Let $f$ be a flow in flow network $G$, and $f'$ be a maximum flow in the residual network $G_f$. Then $f \uparrow f'$ is a maximum flow in $G$.

Proof

By the max-flow min-cut theorem, $|f'| = c_f(S, T)$ for some cut $(S, T)$ of $G_f$, which is also a cut of $G$. By Lemma 26.4, $|f| = f(S, T)$. By Lemma 26.1, $f \uparrow f'$ is a flow in $G$ with value $|f \uparrow f'| = |f| + |f'|$. We will show that $|f| + |f'| = c(S, T)$ which, by the max-flow min-cut theorem, will prove that $f \uparrow f'$ is a maximum flow in $G$.

We have

$$ \begin{aligned} |f| + |f'| & = f(S, T) + c_f(S, T) \\ & = \Bigg( \sum_{u \in S} \sum_{v \in T} f(u, v) - \sum_{u \in S} \sum_{v \in T} f(v, u) \Bigg) + \sum_{u \in S} \sum_{v \in T} c_f(u, v) \\ & = \Bigg( \sum_{u \in S, v \in T} f(u, v) - \sum_{u \in S, v \in T} f(v, u) \Bigg) + \Bigg( \sum_{u \in S, v \in T, (u, v) \in E} c(u, v) - \sum_{u \in S, v \in T, (u, v) \in E} f(u, v) + \sum_{u \in S, v \in T, (v, u) \in E} f(v, u) \Bigg). \end{aligned} $$

Noting that $(u, v) \notin E$ implies $f(u, v) = 0$, we have that

$$\sum_{u \in S, v \in T} f(u, v) = \sum_{u \in S, v \in T, (u, v) \in E} f(u, v).$$

Similarly,

$$\sum_{u \in S, v \in T} f(v, u) = \sum_{u \in S, v \in T, (v, u) \in E} f(v, u).$$

Thus, the summations of $f(u, v)$ cancel each other out, as do the summations of $f(v, u)$. Therefore,

$$ \begin{aligned} |f| + |f'| & = \sum_{u \in S, v \in T, (u, v) \in E} c(u, v) \\ & = \sum_{u \in S} \sum_{v \in T} c(u, v) \\ & = c(S, T). \end{aligned} $$

By this lemma, we see that the value of a maximum flow in $G$ is at most $2K|E|$ more than the value of the current flow $f$ in $G$. Every time the inner while loop finds an augmenting path of capacity at least $K$, the flow in $G$ increases by at least $K$. Since the flow cannot increase by more than $2K|E|$, the loop executes at most $(2K|E|) / K = 2|E|$ times.

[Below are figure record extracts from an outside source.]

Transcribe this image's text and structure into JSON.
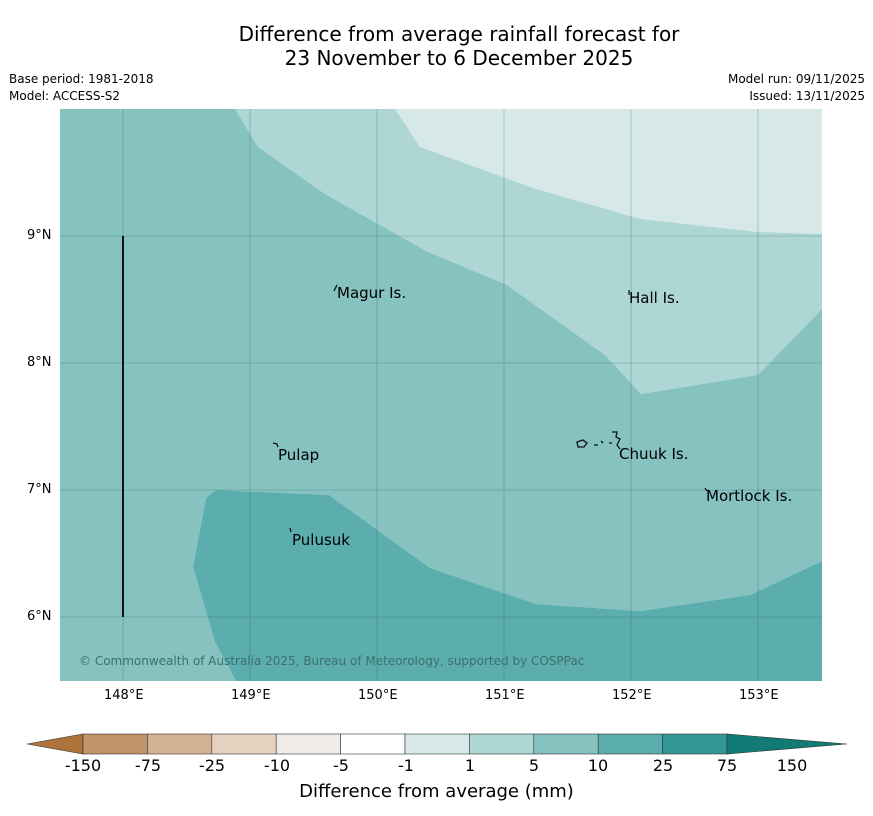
{
  "title": {
    "line1": "Difference from average rainfall forecast for",
    "line2": "23 November to 6 December 2025"
  },
  "meta": {
    "base_period": "Base period: 1981-2018",
    "model": "Model: ACCESS-S2",
    "model_run": "Model run: 09/11/2025",
    "issued": "Issued: 13/11/2025"
  },
  "map": {
    "x_ticks": [
      "148°E",
      "149°E",
      "150°E",
      "151°E",
      "152°E",
      "153°E"
    ],
    "y_ticks": [
      "9°N",
      "8°N",
      "7°N",
      "6°N"
    ],
    "places": [
      {
        "name": "Magur Is.",
        "lon": 149.7,
        "lat": 8.57
      },
      {
        "name": "Hall Is.",
        "lon": 151.98,
        "lat": 8.53
      },
      {
        "name": "Pulap",
        "lon": 149.22,
        "lat": 7.3
      },
      {
        "name": "Chuuk Is.",
        "lon": 151.9,
        "lat": 7.3
      },
      {
        "name": "Mortlock Is.",
        "lon": 152.58,
        "lat": 6.97
      },
      {
        "name": "Pulusuk",
        "lon": 149.33,
        "lat": 6.64
      }
    ],
    "copyright": "© Commonwealth of Australia 2025, Bureau of Meteorology, supported by COSPPac"
  },
  "colorbar": {
    "colors": [
      "#ad733a",
      "#c1946a",
      "#d2b195",
      "#e4d1c0",
      "#f0ede8",
      "#ffffff",
      "#d6e9e8",
      "#add6d5",
      "#85c2c0",
      "#5baead",
      "#339895",
      "#117a75"
    ],
    "labels": [
      "-150",
      "-75",
      "-25",
      "-10",
      "-5",
      "-1",
      "1",
      "5",
      "10",
      "25",
      "75",
      "150"
    ],
    "title": "Difference from average (mm)"
  }
}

f. The time complexity is dominated by the while loop of lines 4–7. (The lines outside the loop take $O(E)$ time.) The outer while loop executes $O(\lg C)$ times, since $K$ is initially $O(C)$ and is halved on each iteration, until $K < 1$. By part (e), the inner while loop executes $O(E)$ times for each value of $K$, and by part (b), each iteration takes $O(E)$ time. Thus, the total time is $O(E^2 \lg C)$.